A simple fix is to, in effect, shorten all the screws by fitting washers under the heads
A tight connection - as it should be.
I had some weird swooshing noises through the headset when the radio volume was turned up high. I tried to clarify the installation wiring with both ‘FLIGHTCOM’ ( the manufacturer of my Denali Headsets) and ‘MICROAIR’, (the manufacturer of my radio). I think they both must operate a maximum ‘E-mail -per- customer’ policy because I only managed to get a limited amount of information from them both before they stopped replying to my E-mails.
I did a little more research for myself and read somewhere that the radio wires should be separated from all other power supply wires. So I made some simple ‘stand-off’ supports from spare Pitot tubing and separated the headset cables from the others as far along the loom as I could. And it seemed to work.
Another potential problem was a sticking PTT switch. This turned out to be simply the switch rocker rubbing on the pistol grip cut-out. I shaved a few extra thousandths from the switch opening with a modeling knife - No stick.
Here’s a shot of my Cabin Ventilation controls. The switch in the middle is for my little Axial Fan and has a red LED in the end indicating ‘ON’ - it saves the bother of wiring a separate warning light.
COMPASS
I decided to change the horizontal compass supplied with the kit for a vertical card compass as fitted to my Robinson trainer. I find it much more intuitive to use - I need all the help I can get!!
I converted a Camera Suction Mount for the screen fixing.
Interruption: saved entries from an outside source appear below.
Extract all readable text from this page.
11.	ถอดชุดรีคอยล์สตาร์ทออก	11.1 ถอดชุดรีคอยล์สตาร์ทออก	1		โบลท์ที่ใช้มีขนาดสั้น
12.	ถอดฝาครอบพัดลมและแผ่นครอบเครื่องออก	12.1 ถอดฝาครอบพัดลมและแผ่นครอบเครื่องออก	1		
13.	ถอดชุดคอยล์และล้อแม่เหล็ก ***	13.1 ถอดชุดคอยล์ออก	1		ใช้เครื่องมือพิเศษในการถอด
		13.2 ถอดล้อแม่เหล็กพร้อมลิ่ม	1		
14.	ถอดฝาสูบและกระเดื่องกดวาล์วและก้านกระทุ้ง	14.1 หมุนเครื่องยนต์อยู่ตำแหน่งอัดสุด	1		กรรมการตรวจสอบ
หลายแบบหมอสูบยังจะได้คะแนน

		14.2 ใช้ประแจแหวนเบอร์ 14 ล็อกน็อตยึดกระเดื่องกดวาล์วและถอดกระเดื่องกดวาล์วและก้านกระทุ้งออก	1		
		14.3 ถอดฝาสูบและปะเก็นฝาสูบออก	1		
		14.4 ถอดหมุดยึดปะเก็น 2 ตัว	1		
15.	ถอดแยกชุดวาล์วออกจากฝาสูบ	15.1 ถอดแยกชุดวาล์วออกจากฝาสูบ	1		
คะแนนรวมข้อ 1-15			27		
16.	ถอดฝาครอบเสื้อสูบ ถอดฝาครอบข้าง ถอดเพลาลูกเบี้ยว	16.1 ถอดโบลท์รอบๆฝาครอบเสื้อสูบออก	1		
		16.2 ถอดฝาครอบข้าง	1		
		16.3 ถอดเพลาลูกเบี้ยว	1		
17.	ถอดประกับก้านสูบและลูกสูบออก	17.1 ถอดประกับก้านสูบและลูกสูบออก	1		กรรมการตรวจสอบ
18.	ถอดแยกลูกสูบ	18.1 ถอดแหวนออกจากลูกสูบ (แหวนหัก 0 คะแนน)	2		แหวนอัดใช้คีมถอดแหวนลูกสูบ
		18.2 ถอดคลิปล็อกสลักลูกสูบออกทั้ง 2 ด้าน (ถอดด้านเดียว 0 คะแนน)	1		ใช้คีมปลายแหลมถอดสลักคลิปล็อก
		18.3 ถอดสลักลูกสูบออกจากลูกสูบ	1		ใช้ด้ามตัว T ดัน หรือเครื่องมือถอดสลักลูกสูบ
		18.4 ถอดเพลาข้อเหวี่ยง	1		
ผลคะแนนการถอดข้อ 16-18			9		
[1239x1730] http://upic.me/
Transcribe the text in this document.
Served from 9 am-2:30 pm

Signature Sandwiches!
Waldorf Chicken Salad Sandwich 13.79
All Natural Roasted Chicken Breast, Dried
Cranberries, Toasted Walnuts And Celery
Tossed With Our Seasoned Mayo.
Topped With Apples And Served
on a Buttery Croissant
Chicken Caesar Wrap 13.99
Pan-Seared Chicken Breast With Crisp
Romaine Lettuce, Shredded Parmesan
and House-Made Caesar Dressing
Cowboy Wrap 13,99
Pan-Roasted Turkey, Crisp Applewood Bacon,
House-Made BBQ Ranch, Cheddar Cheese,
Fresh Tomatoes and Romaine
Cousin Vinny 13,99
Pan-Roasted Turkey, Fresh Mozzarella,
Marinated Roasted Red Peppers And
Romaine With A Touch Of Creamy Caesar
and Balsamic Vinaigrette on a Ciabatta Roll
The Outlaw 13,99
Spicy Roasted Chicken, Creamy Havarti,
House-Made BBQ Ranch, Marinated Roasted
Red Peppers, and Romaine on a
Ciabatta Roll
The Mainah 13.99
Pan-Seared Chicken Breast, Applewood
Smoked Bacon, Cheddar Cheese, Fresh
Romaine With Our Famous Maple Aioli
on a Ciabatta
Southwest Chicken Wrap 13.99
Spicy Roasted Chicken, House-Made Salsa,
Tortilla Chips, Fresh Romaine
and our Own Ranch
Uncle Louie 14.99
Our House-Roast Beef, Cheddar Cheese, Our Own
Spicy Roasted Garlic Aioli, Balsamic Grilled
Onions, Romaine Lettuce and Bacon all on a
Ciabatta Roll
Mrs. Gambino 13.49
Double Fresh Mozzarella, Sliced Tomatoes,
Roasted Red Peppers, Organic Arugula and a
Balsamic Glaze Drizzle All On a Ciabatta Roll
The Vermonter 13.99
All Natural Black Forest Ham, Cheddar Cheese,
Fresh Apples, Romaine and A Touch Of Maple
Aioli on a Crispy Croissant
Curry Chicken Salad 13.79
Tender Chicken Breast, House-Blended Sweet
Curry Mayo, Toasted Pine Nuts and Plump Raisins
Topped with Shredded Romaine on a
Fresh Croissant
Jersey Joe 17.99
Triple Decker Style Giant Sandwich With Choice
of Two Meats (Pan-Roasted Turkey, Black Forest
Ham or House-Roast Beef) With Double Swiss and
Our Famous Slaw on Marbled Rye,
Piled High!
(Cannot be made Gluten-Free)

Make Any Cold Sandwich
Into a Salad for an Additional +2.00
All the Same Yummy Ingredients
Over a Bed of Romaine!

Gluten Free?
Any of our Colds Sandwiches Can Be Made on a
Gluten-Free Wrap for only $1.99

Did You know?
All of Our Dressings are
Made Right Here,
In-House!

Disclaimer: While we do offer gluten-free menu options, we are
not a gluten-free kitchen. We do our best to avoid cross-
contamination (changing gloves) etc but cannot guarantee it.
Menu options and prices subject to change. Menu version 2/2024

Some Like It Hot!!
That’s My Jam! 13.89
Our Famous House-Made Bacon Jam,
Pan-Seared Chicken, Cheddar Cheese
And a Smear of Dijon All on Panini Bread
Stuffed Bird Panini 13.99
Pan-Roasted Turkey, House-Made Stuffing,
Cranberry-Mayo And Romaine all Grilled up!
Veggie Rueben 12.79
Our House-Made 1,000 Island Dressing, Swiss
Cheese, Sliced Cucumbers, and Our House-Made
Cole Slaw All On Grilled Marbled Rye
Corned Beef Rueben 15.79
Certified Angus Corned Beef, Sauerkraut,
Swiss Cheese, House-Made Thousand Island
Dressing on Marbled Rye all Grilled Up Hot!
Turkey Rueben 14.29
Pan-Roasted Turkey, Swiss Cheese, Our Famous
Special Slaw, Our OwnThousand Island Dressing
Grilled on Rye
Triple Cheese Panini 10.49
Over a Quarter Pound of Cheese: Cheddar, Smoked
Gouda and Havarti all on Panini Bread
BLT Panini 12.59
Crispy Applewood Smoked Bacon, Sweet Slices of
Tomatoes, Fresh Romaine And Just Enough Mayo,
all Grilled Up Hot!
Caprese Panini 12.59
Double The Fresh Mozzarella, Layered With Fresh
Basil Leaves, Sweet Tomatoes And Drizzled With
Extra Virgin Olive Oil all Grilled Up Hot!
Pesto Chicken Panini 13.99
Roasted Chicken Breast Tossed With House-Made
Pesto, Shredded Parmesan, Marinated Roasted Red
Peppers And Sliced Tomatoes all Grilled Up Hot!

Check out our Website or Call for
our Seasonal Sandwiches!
These things have a threaded knob that positively (or negatively) pulls an incredibly strong vacuum on a good surface - like the Plexi screen. I reckon this is a much better idea than bonding the compass with Silicone. You can easily calibrate it and move it if need be. The CAA’s opinion remains to be seen but I can’t see why not.
FUEL GAUGE CALIBRATION
The fuel gauge is calibrated only in 1/4, 1/2, 3/4 etc so I thought I’d get a better idea of capacity and fuel levels in the tanks. From empty, I added a gallon at a time and noted the gauge reading. I found a length of plastic curtain rod which was flexible enough to bend around the internal walls of the tank and calibrated it as I added fuel by engraving the graduations with my Dremel.